Seminário internacional discute projeto de alfabetização
indígena do MS
Duas
experiências de alfabetização indígena
desenvolvidas no Mato Grosso do Sul, envolvendo os índios
Guaranis e Cadiuéus, serviram de ponto de partida para a
discussão sobre o assunto durante o Seminário Internacional
de Alfabetização de Jovens e Adultos: Experiências
Ibero-Americanas. A relação dessas experiências
com questões mais amplas da política indigenista desenvolvida
pelas diversas esferas do poder público dão ao tema
um caráter bastante relevante.
A
experiência do Mato Grosso do Sul chama a atenção
pela distinção adotada em relação aos
dois grupos indígenas envolvidos. Enquanto os Cadiuéus
optaram por um programa de alfabetização em português,
os Guaranis optaram pela alfabetização na língua
materna. Segundo o antropólogo Giovani José da Silva,
da Secretaria Estadual do Trabalho, Assistência Social e Economia
Solidária, essa distinção foi definida em conjunto
com os índios e levou em consideração a situação
distinta em que ambos os grupos se encontram. Os Guaranis ainda
enfrentam problemas com a demarcação de suas terras
e, deste modo, a alfabetização em língua materna
visa reforçar a sua identidade e cultura. Para os Cadiuéus,
que têm as terras demarcadas, a alfabetização
em português visa proporcionar uma ampliação
das possibilidades de intercâmbio com os não-índios.
Para
a lingüuista Sílvia Lúcia Braggio, da Universidade
Federal de Goiás (UFG), todas as ações relacionadas
à educação escolar indígena, inclusive
a alfabetização, devem considerar o contexto bastante
crítico dos últimos 20 anos, em que as línguas
indígenas estão se perdendo a uma velocidade nunca
antes vista.

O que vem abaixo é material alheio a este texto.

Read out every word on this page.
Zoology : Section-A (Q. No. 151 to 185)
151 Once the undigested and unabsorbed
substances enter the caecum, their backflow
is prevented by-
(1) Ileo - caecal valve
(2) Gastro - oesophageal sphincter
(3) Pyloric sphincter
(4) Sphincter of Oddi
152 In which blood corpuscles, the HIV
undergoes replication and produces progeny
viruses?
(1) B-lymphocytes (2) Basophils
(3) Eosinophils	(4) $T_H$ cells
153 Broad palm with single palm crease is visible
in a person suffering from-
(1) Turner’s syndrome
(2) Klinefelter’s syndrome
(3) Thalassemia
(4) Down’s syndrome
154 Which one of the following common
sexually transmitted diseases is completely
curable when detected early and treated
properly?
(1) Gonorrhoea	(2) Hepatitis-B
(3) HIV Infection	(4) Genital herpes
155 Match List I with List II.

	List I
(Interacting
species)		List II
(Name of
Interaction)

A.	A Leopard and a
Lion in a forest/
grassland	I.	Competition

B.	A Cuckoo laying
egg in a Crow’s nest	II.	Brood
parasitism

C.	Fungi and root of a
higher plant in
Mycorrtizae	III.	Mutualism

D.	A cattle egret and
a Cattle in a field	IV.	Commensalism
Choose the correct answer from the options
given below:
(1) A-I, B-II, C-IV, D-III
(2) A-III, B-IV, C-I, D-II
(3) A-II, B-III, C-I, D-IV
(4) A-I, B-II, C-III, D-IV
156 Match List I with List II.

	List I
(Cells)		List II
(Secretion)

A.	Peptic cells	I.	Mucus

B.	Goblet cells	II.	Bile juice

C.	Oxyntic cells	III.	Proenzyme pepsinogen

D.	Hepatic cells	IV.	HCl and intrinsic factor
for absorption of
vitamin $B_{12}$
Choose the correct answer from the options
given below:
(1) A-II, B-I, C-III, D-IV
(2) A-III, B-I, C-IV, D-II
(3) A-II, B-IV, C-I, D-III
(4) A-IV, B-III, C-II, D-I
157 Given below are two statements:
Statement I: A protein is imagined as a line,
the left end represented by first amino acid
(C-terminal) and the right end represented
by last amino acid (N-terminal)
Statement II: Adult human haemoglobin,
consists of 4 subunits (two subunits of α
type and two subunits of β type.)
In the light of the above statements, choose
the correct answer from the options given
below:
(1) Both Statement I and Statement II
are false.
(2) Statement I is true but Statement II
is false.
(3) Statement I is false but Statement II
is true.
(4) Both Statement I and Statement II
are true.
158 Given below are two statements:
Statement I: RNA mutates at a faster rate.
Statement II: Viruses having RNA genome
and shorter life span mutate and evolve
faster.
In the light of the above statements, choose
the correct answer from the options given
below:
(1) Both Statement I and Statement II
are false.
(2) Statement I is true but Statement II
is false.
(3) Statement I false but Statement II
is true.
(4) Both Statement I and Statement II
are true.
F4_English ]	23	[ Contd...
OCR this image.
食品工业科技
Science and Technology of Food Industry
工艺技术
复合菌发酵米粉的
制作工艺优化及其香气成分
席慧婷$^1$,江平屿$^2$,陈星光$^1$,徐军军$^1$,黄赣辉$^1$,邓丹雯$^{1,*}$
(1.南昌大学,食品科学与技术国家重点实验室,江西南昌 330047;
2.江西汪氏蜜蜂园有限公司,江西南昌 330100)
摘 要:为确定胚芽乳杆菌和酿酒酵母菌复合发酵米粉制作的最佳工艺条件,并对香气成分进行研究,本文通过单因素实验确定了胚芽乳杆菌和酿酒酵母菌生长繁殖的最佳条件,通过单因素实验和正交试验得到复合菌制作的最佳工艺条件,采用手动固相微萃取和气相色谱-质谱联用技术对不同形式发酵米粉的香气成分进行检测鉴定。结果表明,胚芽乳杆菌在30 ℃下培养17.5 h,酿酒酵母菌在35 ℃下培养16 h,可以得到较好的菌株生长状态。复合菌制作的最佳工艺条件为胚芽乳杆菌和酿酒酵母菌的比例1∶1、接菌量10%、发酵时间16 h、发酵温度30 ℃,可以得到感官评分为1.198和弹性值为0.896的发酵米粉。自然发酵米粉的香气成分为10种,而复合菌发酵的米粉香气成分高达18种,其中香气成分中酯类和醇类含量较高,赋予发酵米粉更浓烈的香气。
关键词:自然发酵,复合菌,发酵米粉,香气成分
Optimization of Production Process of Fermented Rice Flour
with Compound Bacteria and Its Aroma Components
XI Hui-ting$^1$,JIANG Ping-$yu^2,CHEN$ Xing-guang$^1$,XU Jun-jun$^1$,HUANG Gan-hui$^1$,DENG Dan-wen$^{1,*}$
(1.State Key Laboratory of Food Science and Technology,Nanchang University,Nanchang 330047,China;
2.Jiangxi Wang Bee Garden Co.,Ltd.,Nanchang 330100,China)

Considerando que a perda da língua é
um dos elementos associados a um processo de extinção
dos povos e da cultura indígena como um todo, a pesquisadora
defende o estabelecimento de parcerias entre diversos pesquisadores
e atores envolvidos na educação indígena: "Nessa
área são imprescindíveis parcerias de lingüistas
com antropólogos, historiadores, geógrafos, matemáticos,
arqueólogos e, claro, com as comunidades indígenas,
os principais atores deste cenário, caso se pretenda, a partir
da sistematização do conhecimento indígena,
introduzir o conhecimento ocidental". Braggio completa que
só desta maneira é possível minimizar os conflitos
de visões de mundo diversificadas, criando-se um real processo
de interculturalidade. Deste modo, os projetos educacionais envolvem
uma complexidade que deve superar a aplicação de métodos
prontos e acabados, devendo ser vistos como processo e não
como produto.
Silvia
Braggio também afirma que ações de alfabetização
como esta devem ser analisadas tendo em vista sua inserção
em um conjunto de medidas capazes de dar suporte à preservação
dos povos e das culturas Guaranis e Cadiuéus: "As terras
indígenas, mesmo demarcadas, são usualmente invadidas
por posseiros, madeireiros, mineiros e fazendeiros, cortadas por
estradas, além de sofrerem o impacto de queimadas, construção
de hidrelétricas e hidrovias, por exemplo". Caso essa
realidade não seja considerada, Braggio conclui que os projetos
educacionais podem ser limitados. Deste modo, a alfabetização
em um idioma, com duração restrita, pode representar
apenas um paliativo em um processo de perda das culturas indígenas.
Capacitação
Segundo o site do Ministério da Educação (
www.mec.gov.br/acs/asp/noticias ), para iniciar o trabalho de alfabetização
dos adultos guaranis, o governo de Mato Grosso do Sul preparou,
no ano passado, 25 professores indígenas, que estão
dando aulas na língua materna para 10 turmas, nas aldeias
dos municípios de Dourados, Caarapó e Amabai. O processo
de alfabetização deve durar mais de seis meses porque,
segundo afirmou Giovani da Silva, a literatura em guarani ainda
é rara, o que exige que os professores tenham de construir
o material didático junto com os alunos. O tempo usual dos
programas de alfabetização de adultos do Governo Federal
é de três meses. Para os Cadiuéus, que falam
o idioma guaicuru e habitam a região de Porto Murtinho, a
secretaria montou uma turma de 30 alunos e treinou professores indígenas
para lecionar em português.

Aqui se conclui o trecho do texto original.